Un certo numero di marchi che hanno puntato molto sul CBD, come WLDKAT e Saint Jane di Georgeson, hanno riformulato alcuni dei loro prodotti per non includere l’ingrediente al fine di evitare problemi normativi e, presumibilmente, distanziarsi dalla tendenza in calo. (Il nome del marchio di Georgeson è un chiaro riferimento alla marijuana o “Mary Jane” e un omaggio alla santa patrona delle madri, delle vedove e delle mogli, scelto in linea con l’impegno del marchio nel sostenere organizzazioni benefiche a sostegno delle donne, quindi rimane). WLDKAT, forse, non ha agito abbastanza rapidamente: ha chiuso quest’anno, poco dopo la riformulazione.
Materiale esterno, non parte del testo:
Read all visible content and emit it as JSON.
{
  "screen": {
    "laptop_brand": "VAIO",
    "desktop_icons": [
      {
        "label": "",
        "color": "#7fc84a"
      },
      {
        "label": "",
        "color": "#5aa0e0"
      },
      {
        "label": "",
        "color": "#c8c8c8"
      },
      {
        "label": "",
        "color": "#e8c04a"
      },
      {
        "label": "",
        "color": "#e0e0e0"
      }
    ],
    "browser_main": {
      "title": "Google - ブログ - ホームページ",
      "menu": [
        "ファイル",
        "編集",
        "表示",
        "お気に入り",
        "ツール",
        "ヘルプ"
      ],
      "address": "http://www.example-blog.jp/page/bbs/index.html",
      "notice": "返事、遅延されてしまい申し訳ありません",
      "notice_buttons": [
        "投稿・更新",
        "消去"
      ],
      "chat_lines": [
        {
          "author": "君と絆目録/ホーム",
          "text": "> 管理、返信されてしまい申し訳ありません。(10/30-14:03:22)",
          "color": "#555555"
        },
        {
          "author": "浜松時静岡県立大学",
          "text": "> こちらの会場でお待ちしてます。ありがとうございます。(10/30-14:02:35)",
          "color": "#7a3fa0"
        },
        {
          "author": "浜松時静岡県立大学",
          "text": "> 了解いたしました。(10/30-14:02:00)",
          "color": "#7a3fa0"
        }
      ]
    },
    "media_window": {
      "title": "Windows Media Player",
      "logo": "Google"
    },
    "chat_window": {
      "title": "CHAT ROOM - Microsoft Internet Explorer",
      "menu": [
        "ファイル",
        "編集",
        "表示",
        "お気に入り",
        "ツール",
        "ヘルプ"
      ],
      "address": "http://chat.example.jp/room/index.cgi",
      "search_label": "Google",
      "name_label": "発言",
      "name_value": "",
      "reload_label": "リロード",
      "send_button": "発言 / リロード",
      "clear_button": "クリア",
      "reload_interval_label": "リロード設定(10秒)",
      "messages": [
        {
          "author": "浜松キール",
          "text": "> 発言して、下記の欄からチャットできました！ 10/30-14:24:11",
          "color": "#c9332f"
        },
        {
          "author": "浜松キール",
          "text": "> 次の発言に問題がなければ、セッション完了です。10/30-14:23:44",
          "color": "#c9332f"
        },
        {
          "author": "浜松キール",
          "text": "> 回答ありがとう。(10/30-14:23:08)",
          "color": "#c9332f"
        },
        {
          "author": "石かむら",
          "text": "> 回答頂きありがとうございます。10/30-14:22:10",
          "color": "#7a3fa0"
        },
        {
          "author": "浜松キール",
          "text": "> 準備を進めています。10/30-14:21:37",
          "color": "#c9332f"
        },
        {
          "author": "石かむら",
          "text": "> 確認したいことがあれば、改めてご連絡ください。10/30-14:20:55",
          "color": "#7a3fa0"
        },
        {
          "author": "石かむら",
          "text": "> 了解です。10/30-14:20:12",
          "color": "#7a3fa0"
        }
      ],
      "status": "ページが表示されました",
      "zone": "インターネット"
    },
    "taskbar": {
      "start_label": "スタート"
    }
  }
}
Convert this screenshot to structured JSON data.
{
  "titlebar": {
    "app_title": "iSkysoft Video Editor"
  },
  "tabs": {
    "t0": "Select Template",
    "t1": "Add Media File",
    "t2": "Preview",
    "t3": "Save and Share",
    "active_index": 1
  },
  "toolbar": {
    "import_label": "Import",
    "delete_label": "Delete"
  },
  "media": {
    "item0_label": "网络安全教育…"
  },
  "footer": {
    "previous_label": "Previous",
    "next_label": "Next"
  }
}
“Abbiamo avuto alcuni importanti clienti al dettaglio che ci hanno detto che amano il CBD nella nostra crema idratante Petal o nei nostri gloss”, dice Georgeson. “E noi abbiamo risposto: ‘Beh, sì, anche noi’. Ma sentiamo che abbiamo ancora molto più potenziale per questa bellissima formula se siamo in grado di pubblicizzarla e di farla conoscere.”

Tuttavia, nelle giuste condizioni regolamentari e con evidenze cliniche a supporto della profondità e dell’ampiezza dei benefici del cannabidiolo, Georgeson e altri sostenitori dell’ingrediente sono fiduciosi che possa avere una seconda occasione. Al momento, Christina Ross, scienziata senior presso il rivenditore di prodotti di bellezza Credo, sospetta che al posto del cannabidiolo vedremo un aumento di ingredienti come l’arnica e la calendula, che hanno proprietà lenitive simili al CBD ma che non porteranno i marchi a incappare in problemi legali o metaforici.